Bisnis Kesehatan Menjanjikan

Sementara itu, Suhu Kiong, Tetuah dari Kelenteng Hong Tiek Hian Surabaya, Jumat (22/1/2021) menganalisis Kerbau Logam pada tahun 2021 ini merupakan logam negatif. Jadi, tambah Suhu Kiong, apa yang dikerjakan hari ini belum tentu bisa dinikmati di tahun ini pula.

“Maka dari itu pentingnya mengumpulkan dan membajaknya dengan baik dan hati-hati sehingga bisa mendapatkan keuntungan di tahun yang akan datang,” jelas Suhu Kiong, Jumat (22/1/2021) kemarin.

Suhu Kiong memaparkan soal prospek bisnis di tahun Kerbau Logam ini, masih menjanjikan adalah mengenai sektor kesehatan. Menurutnya, kondisi tahun ini masih tetap membutuhan effort berlebih, sehingga siapa yang tidak bisa berinovasi mengikuti kondisi akan kesulitan.

 

Awas Bangkrut

Selain itu, prospek bisnis Properti sebenarnya juga cukup menarik. Namun, Suhu Kiong mengingatkan bahwa di sektor ini banyak jebakan. "Awal tahun ini sampai Juli 2021 banyak yang bankrut sehingga harus betul hati-hati," jelasnya.

Sektor lainnya yang juga menurut Suhu Kiong punya prospek yang cemerlang, adalah sektor makanan. Adapun untuk jangka panjang, Suhu Benny menilai sektor batu bara juga punya prospek bisnis yang menarik.

Salah satu pesan dari Suhu Kiong untuk menghadapi tahun sulit seperti ini haruslah berhati-hati karena masa sulit seperti ini juga dirasakan oleh semua orang di seluruh dunia. Negara-negara maju pun turut mengalami krisis saat masa sulit ini.. Maka butuh daya kemampuan sendiri yang nyata.

"Orang sukses tidak perlu gaya, terkenal, dan dihargai. Yang ia butuhkan adalah hidup tersenyum, gembira, dan tenteram," kata Suhu Kiong.

 

Ekonomi Politik Indonesia Rawan

Sementara, Suhu Guntur Yeremia Chandra, pakar Hong shui yang tinggal di Dukuh Kupang Timur Surabaya ini melihat, tahun Imlek 2572 yang merupakan Tahun Kerbau Logam, merupakan tahun yang penuh cobaan dan rintangan berat.

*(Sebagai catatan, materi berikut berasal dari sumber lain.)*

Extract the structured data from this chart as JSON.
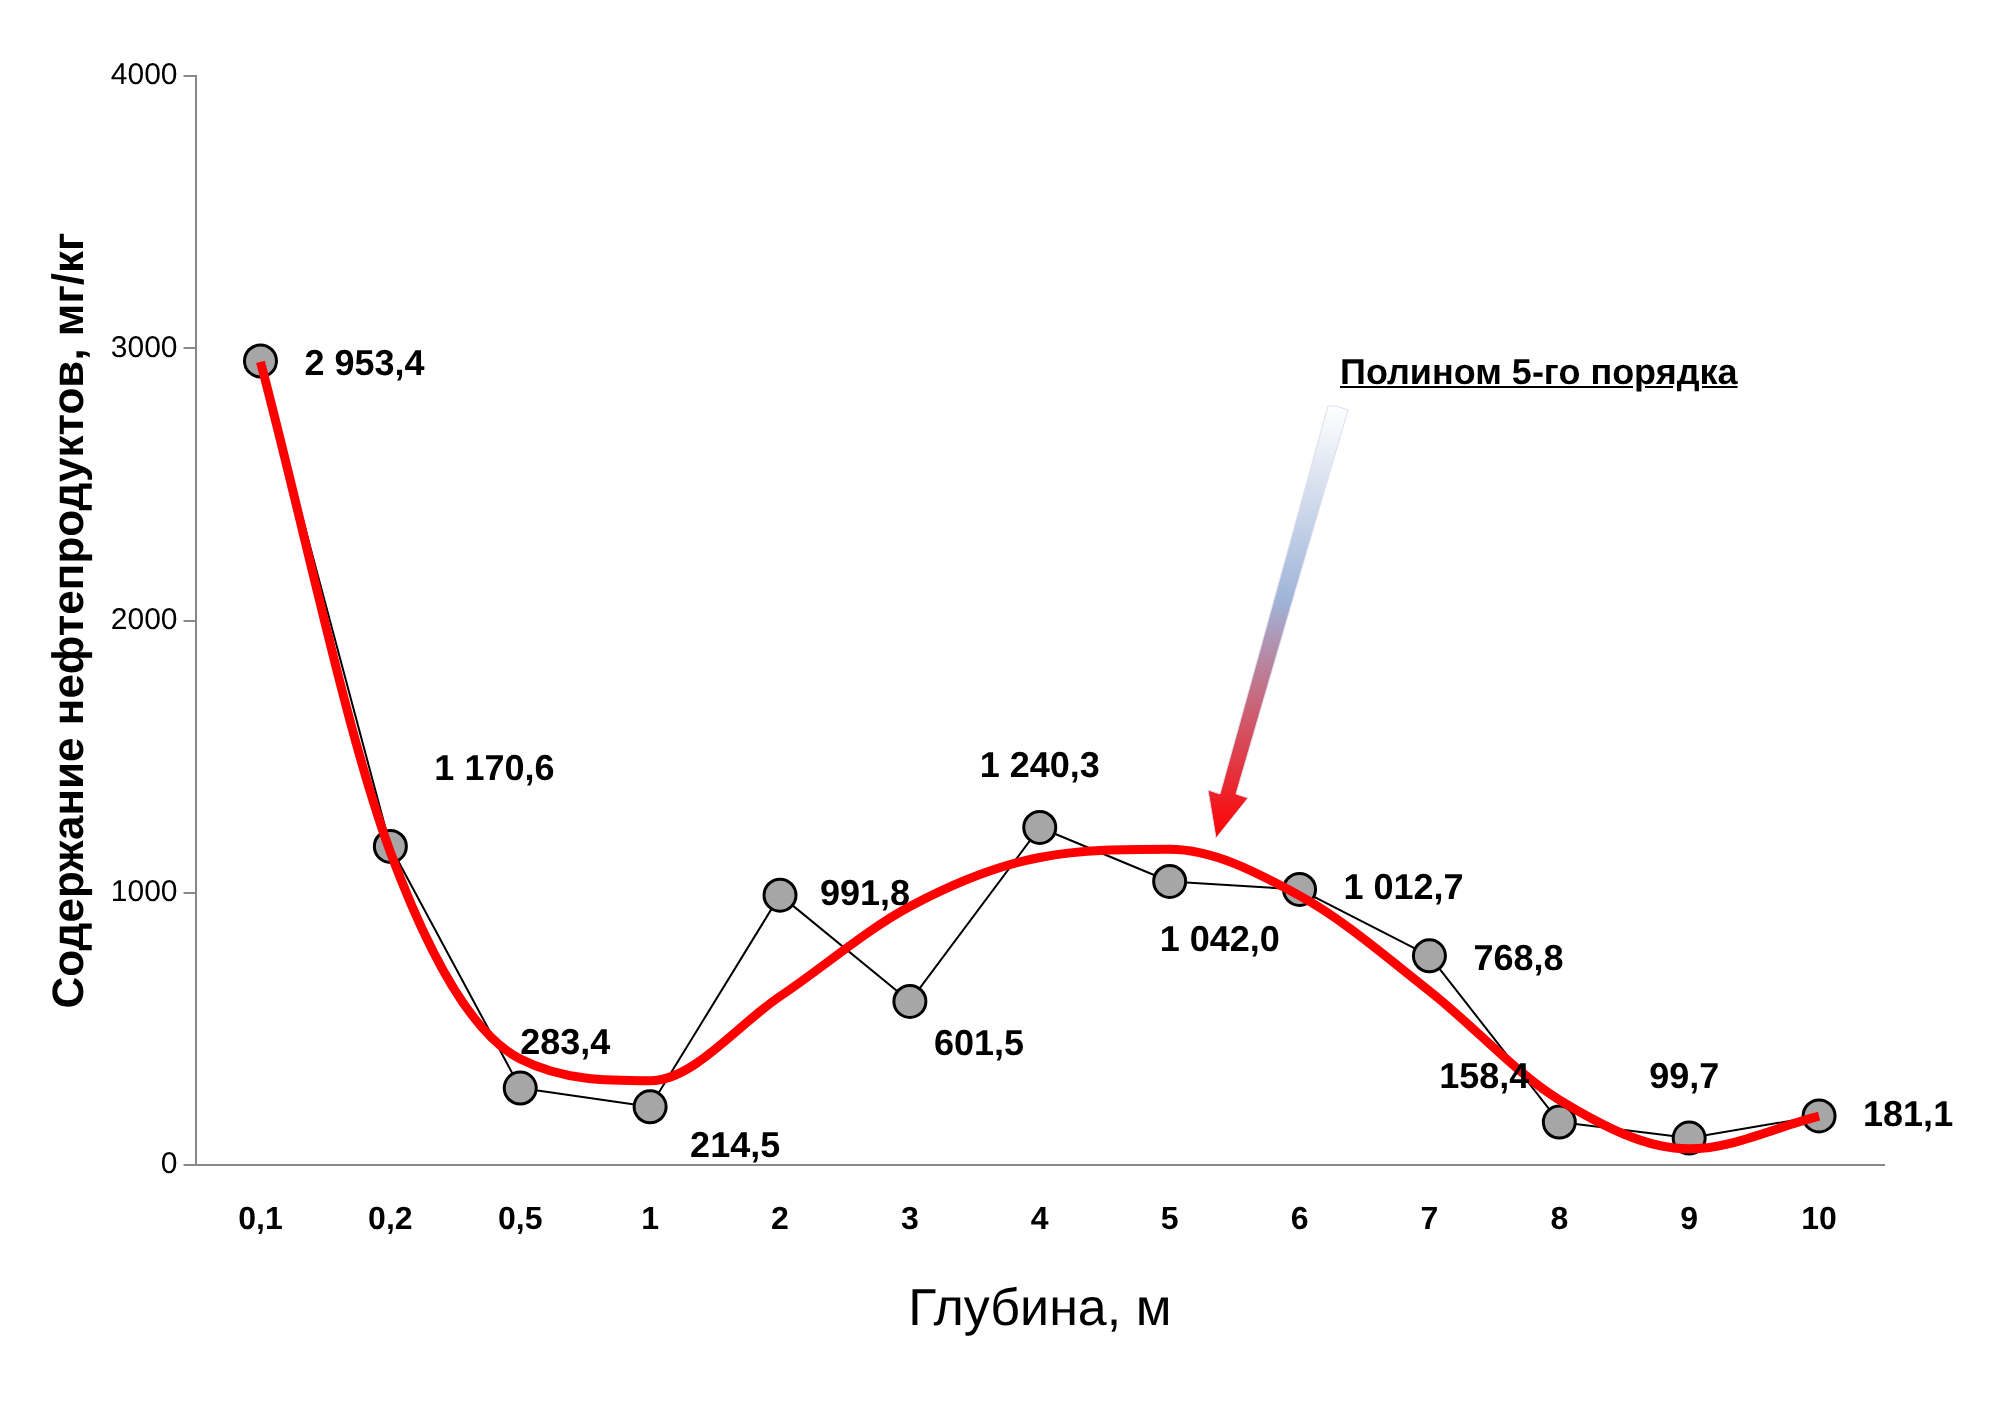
{
  "chart_data": {
    "type": "line",
    "xlabel": "Глубина, м",
    "ylabel": "Содержание нефтепродуктов, мг/кг",
    "categories": [
      "0,1",
      "0,2",
      "0,5",
      "1",
      "2",
      "3",
      "4",
      "5",
      "6",
      "7",
      "8",
      "9",
      "10"
    ],
    "ylim": [
      0,
      4000
    ],
    "yticks": [
      0,
      1000,
      2000,
      3000,
      4000
    ],
    "grid": false,
    "legend": false,
    "annotations": [
      "Полином 5-го порядка"
    ],
    "series": [
      {
        "color": "#a6a6a6",
        "marker": "circle",
        "values": [
          2953.4,
          1170.6,
          283.4,
          214.5,
          991.8,
          601.5,
          1240.3,
          1042.0,
          1012.7,
          768.8,
          158.4,
          99.7,
          181.1
        ],
        "value_labels": [
          "2 953,4",
          "1 170,6",
          "283,4",
          "214,5",
          "991,8",
          "601,5",
          "1 240,3",
          "1 042,0",
          "1 012,7",
          "768,8",
          "158,4",
          "99,7",
          "181,1"
        ]
      },
      {
        "type": "line",
        "color": "#ff0000",
        "marker": "none",
        "values": [
          2950,
          1150,
          390,
          310,
          620,
          950,
          1130,
          1160,
          990,
          640,
          240,
          60,
          180
        ]
      }
    ]
  }
}
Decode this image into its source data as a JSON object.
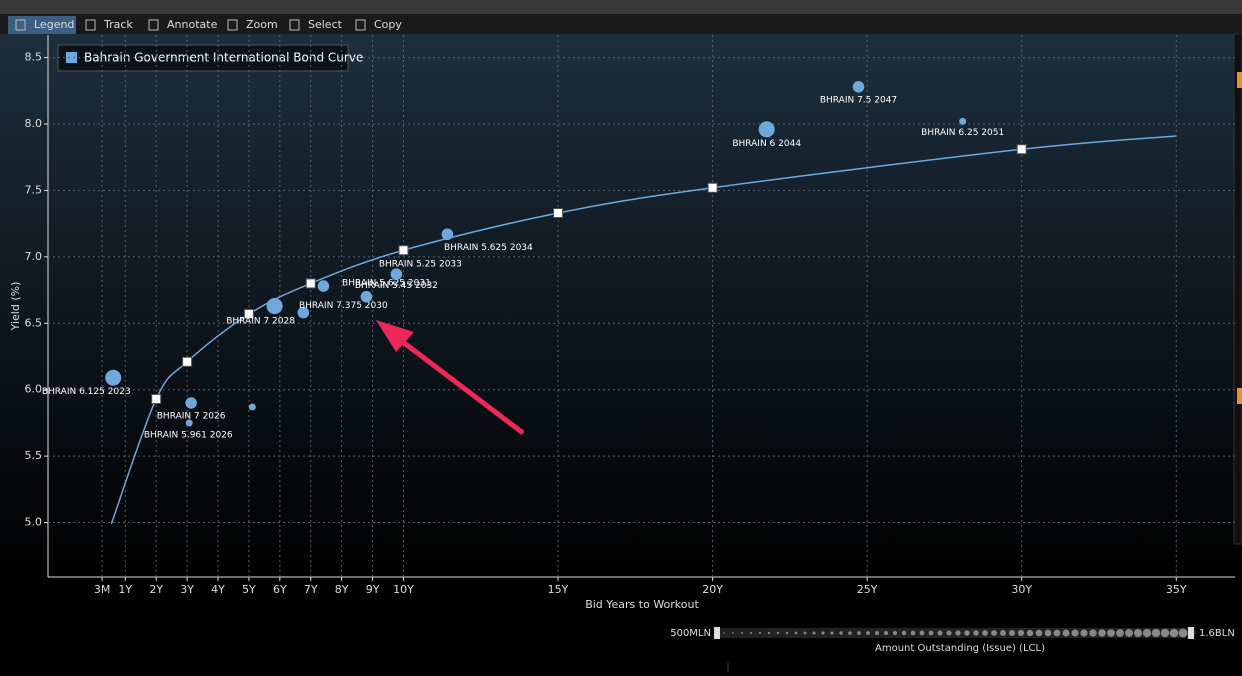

Namun, Suhu Guntur sendiri enggan untuk membeberkan lebih dalam bagaimana situasi ekonomi dan pandemi Covid-19 di Indonesia.

“Maaf, saya enggak mau bicara itu. Sebab kalau menerawang soal itu, sudah masuk ranah politik. Sekarang rawan. Nanti apa yang saya terawangkan, juga sangat riskan. Bisa-bisa nanti terjerat pidana,” kata Suhu Guntur, Jumat (22/1/2021).

Meski begitu, Suhu Guntur membeberkan beberapa usaha yang akan merasakan keberuntungan pada sektor tanah, logam, air, kayu dan jasa. Yakni, besi, mesin mesin, perhiasan dan arloji, kaca mata, otomotif, garment, kain, sepon, mebel, interior, kertas, hasil laut, jamu, kimia, obat-obatan, plastik, kosmetika, pelumas oli, bahan bangunan, hasil bumi, ternak, profesi, travel dan ekspedisi.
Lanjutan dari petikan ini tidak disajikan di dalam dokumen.